Fedozzi fala que as novas tecnologias têm virtudes e riscos. Mas em uma democracia contemporânea, não dá para subestimar os instrumentos tecnológicos a partir de um discurso de “privatização da participação”. “Temos o risco da exclusão digital. Porém, os movimentos de contestação e anti-globalização que acontecem hoje no mundo não aconteceriam se não tivesse a possibilidade da utilização e interação das tecnologias de informação”, argumenta.
Para qualificar a democracia, o desafio é encontrar o equilíbrio entre os dois sistemas, opina o secretário geral da Central Única dos Trabalhadores (CUT), Quintino Severo. Para ele, população deve ser incentivada a participar também de forma direta das decisões para o fortalecimento do Estado.

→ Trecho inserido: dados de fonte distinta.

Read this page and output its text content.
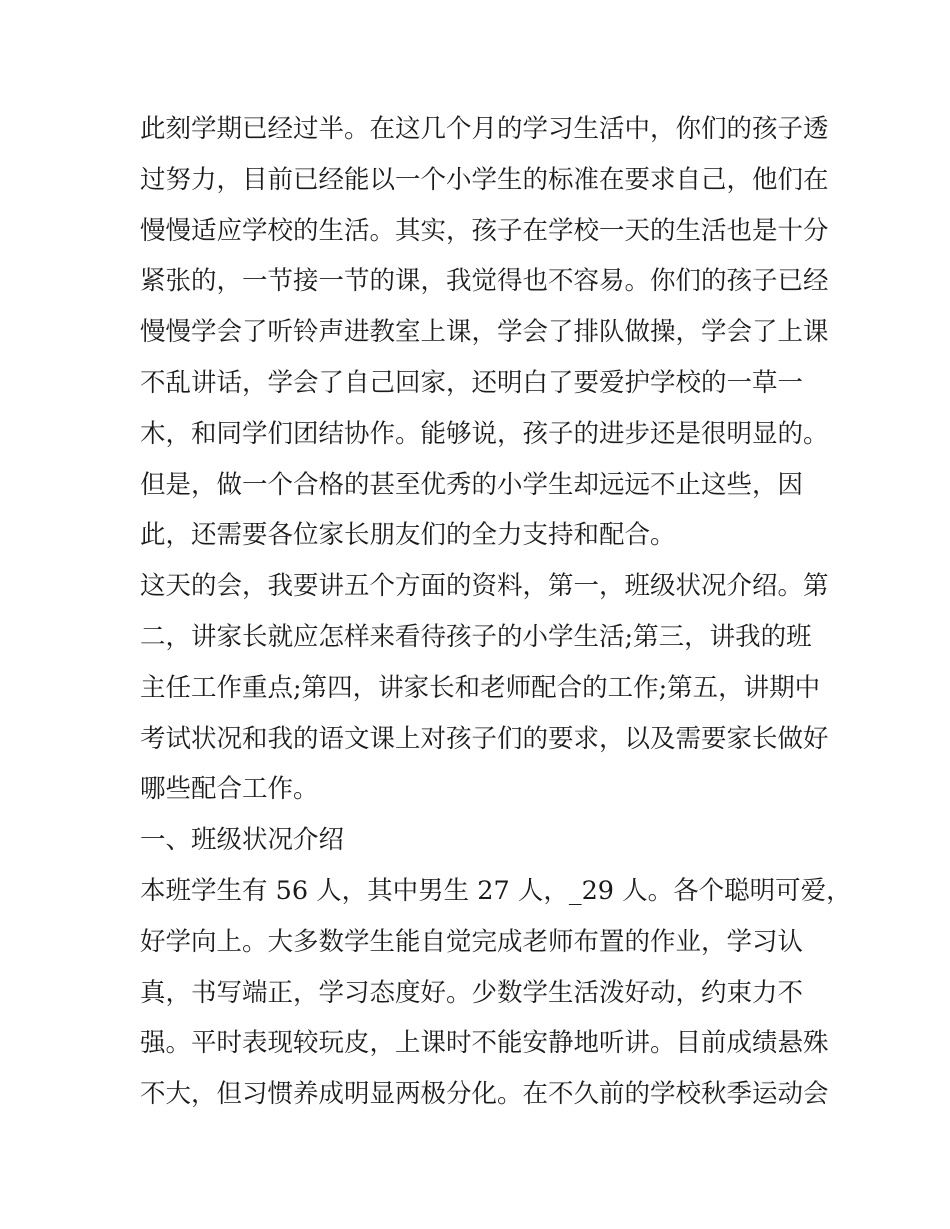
此刻学期已经过半。在这几个月的学习生活中，你们的孩子透
过努力，目前已经能以一个小学生的标准在要求自己，他们在
慢慢适应学校的生活。其实，孩子在学校一天的生活也是十分
紧张的，一节接一节的课，我觉得也不容易。你们的孩子已经
慢慢学会了听铃声进教室上课，学会了排队做操，学会了上课
不乱讲话，学会了自己回家，还明白了要爱护学校的一草一
木，和同学们团结协作。能够说，孩子的进步还是很明显的。
但是，做一个合格的甚至优秀的小学生却远远不止这些，因
此，还需要各位家长朋友们的全力支持和配合。
这天的会，我要讲五个方面的资料，第一，班级状况介绍。第
二，讲家长就应怎样来看待孩子的小学生活;第三，讲我的班
主任工作重点;第四，讲家长和老师配合的工作;第五，讲期中
考试状况和我的语文课上对孩子们的要求，以及需要家长做好
哪些配合工作。
一、班级状况介绍
本班学生有 56 人，其中男生 27 人，_29 人。各个聪明可爱，
好学向上。大多数学生能自觉完成老师布置的作业，学习认
真，书写端正，学习态度好。少数学生活泼好动，约束力不
强。平时表现较玩皮，上课时不能安静地听讲。目前成绩悬殊
不大，但习惯养成明显两极分化。在不久前的学校秋季运动会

Cita o avanço com o uso das urnas eletrônicas, a consulta pública via rede, os portais de transparência e os pregões eletrônicos, todos exemplos da democracia digital. Por outro lado, critica o uso indiscriminado das ferramentas tecnológicas. “Não podemos apenas transformar os mecanismos de participação popular em atos mecânicos de apertar botões. Criar portais de transparência para disponibilizar dados de servidores, sem consultá-los, também é algo questionável”, disse.
Essa nova realidade traz um quase desaparecimento da função tradicional das organizações intermediárias, como conselhos, sindicatos ou associações, na medida em que as relações são mais diretas. O professor de Direito Constitucional da Ufrgs, Eduardo Carrion, crítica a euforia do uso da Internet, como se estivesse em apenas um clique do computador o aprofundamento da democracia. “Isto é privatizar o espaço público. Desqualificar e despolitizar o debate democrático”, defende.

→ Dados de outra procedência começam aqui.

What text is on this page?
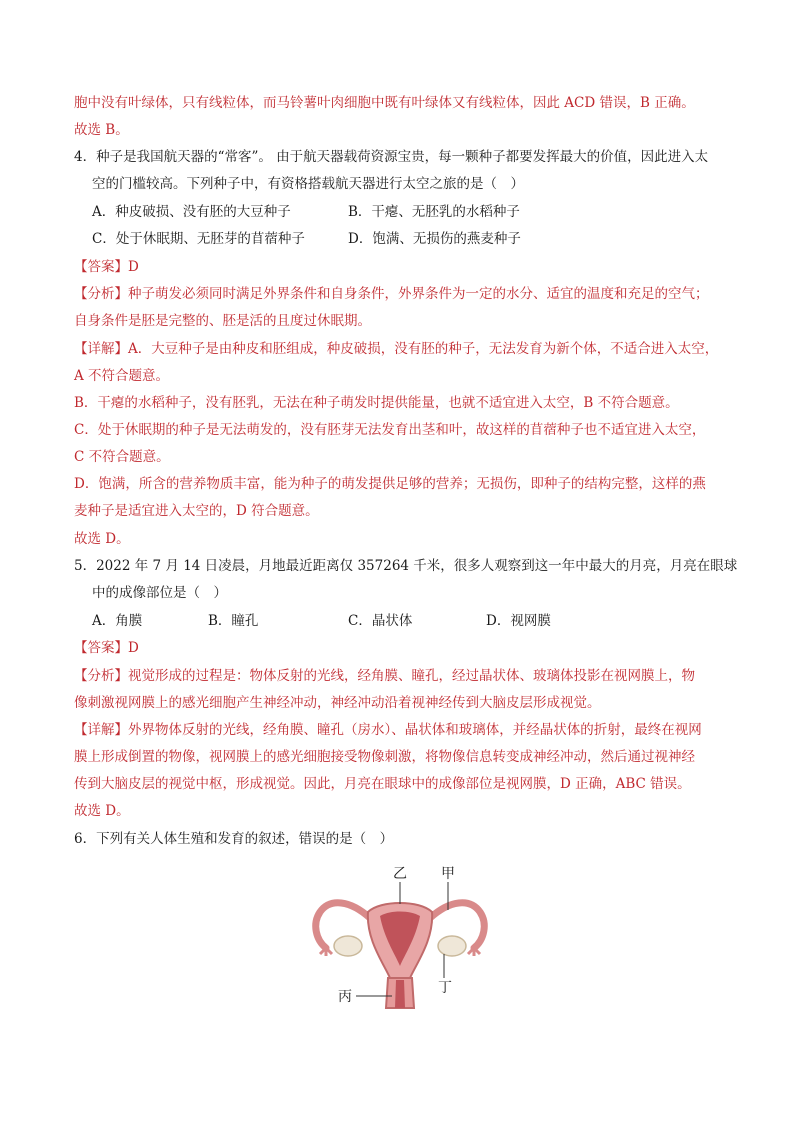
胞中没有叶绿体，只有线粒体，而马铃薯叶肉细胞中既有叶绿体又有线粒体，因此 ACD 错误，B 正确。
故选 B。
4．种子是我国航天器的“常客”。 由于航天器载荷资源宝贵，每一颗种子都要发挥最大的价值，因此进入太
空的门槛较高。下列种子中，有资格搭载航天器进行太空之旅的是（　）
A．种皮破损、没有胚的大豆种子	B．干瘪、无胚乳的水稻种子
C．处于休眠期、无胚芽的苜蓿种子	D．饱满、无损伤的燕麦种子
【答案】D
【分析】种子萌发必须同时满足外界条件和自身条件，外界条件为一定的水分、适宜的温度和充足的空气；
自身条件是胚是完整的、胚是活的且度过休眠期。
【详解】A．大豆种子是由种皮和胚组成，种皮破损，没有胚的种子，无法发育为新个体，不适合进入太空，
A 不符合题意。
B．干瘪的水稻种子，没有胚乳，无法在种子萌发时提供能量，也就不适宜进入太空，B 不符合题意。
C．处于休眠期的种子是无法萌发的，没有胚芽无法发育出茎和叶，故这样的苜蓿种子也不适宜进入太空，
C 不符合题意。
D．饱满，所含的营养物质丰富，能为种子的萌发提供足够的营养；无损伤，即种子的结构完整，这样的燕
麦种子是适宜进入太空的，D 符合题意。
故选 D。
5．2022 年 7 月 14 日凌晨，月地最近距离仅 357264 千米，很多人观察到这一年中最大的月亮，月亮在眼球
中的成像部位是（　）
A．角膜	B．瞳孔	C．晶状体	D．视网膜
【答案】D
【分析】视觉形成的过程是：物体反射的光线，经角膜、瞳孔，经过晶状体、玻璃体投影在视网膜上，物
像刺激视网膜上的感光细胞产生神经冲动，神经冲动沿着视神经传到大脑皮层形成视觉。
【详解】外界物体反射的光线，经角膜、瞳孔（房水）、晶状体和玻璃体，并经晶状体的折射，最终在视网
膜上形成倒置的物像，视网膜上的感光细胞接受物像刺激，将物像信息转变成神经冲动，然后通过视神经
传到大脑皮层的视觉中枢，形成视觉。因此，月亮在眼球中的成像部位是视网膜，D 正确，ABC 错误。
故选 D。
6．下列有关人体生殖和发育的叙述，错误的是（　）
乙 甲
丙
丁
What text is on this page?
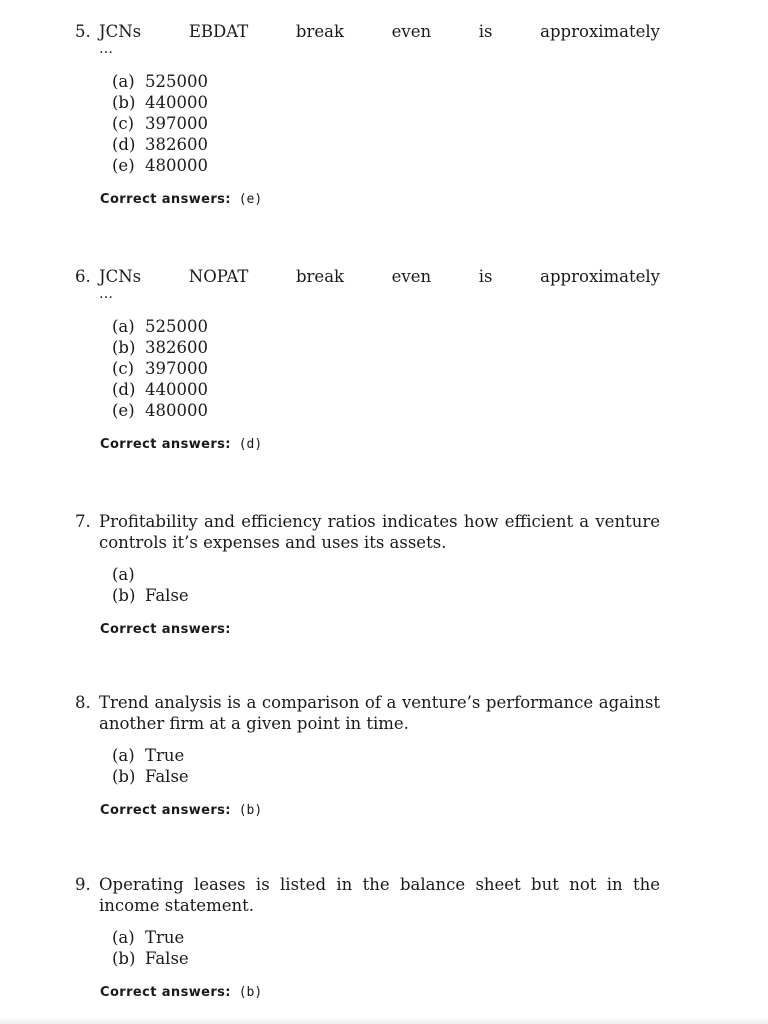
5. JCNs	EBDAT	break	even	is	approximately
…
(a) 525000
(b) 440000
(c) 397000
(d) 382600
(e) 480000
Correct answers: (e)
6. JCNs	NOPAT	break	even	is	approximately
…
(a) 525000
(b) 382600
(c) 397000
(d) 440000
(e) 480000
Correct answers: (d)
7. Profitability and efficiency ratios indicates how efficient a venture controls it’s expenses and uses its assets.
(a)
(b) False
Correct answers:
8. Trend analysis is a comparison of a venture’s performance against another firm at a given point in time.
(a) True
(b) False
Correct answers: (b)
9. Operating leases is listed in the balance sheet but not in the income statement.
(a) True
(b) False
Correct answers: (b)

O fascínio da tecnologia poderia se contrapor à verdadeira inspiração democrática. Mas é possível usá-la a favor das decisões populares, segundo Luciano Fedozzi. Ele sugere, por exemplo, o acompanhamento do Orçamento Participativo pela Internet, para facilitar a participação dos que não têm tempo ou defendem outras prioridades, em relação aos participantes de plenárias presenciais. “Tem sujeito que não quer saneamento básico, pois já mora em área contemplada. Seria possível pensar também na criação do Observatório de Porto Alegre, para reunir as informações de serviços, movimentos sociais e do governo”, sugere como forma de adquirir subsídios para as decisões populares e governamentais.
Resistências
No Brasil, há resistências ao avanço da democracia digital. O tema foi debatido no IV Congresso da Cibersociedade, no ano passado. No texto “O avanço da democracia digital e a ampliação do espaço público: realizações e obstáculos”, afirma-se que provavelmente o obstáculo mais comum está ancorado no argumento de que a exclusão digital, combinada com o analfabetismo funcional, impediria que a maioria das pessoas pudesse se engajar em qualquer formato de participação eletrônica.
A falta de acesso à informática e à internet, combinada com as limitadas habilidades discursivas, resultaria na inutilidade dos esforços pelo avanço do engajamento político através da rede. Isto, de alguma forma, justificaria a manutenção da situação atual, de consultas sem respostas e restritas a iniciados no assunto sob escrutínio. Há indicadores para sustentar tal argumento.
No Brasil, aqueles que usaram a rede, no total da população, ao menos uma vez nos últimos três meses, o que já é bem pouco, são apenas 17,2% da população. Na América do Sul, o Brasil está em terceira posição, atrás de Uruguai (20,6%) e Argentina (17,8%), e à frente de Venezuela (12,4%), Colômbia (10,4%), Equador (7,3%) e Paraguai (3,3%). E apenas 27,2% dos brasileiros estariam no nível de alfabetismo pleno, com capacidade para relacionar e interpretar informações de textos longos e fazer sínteses e deduções.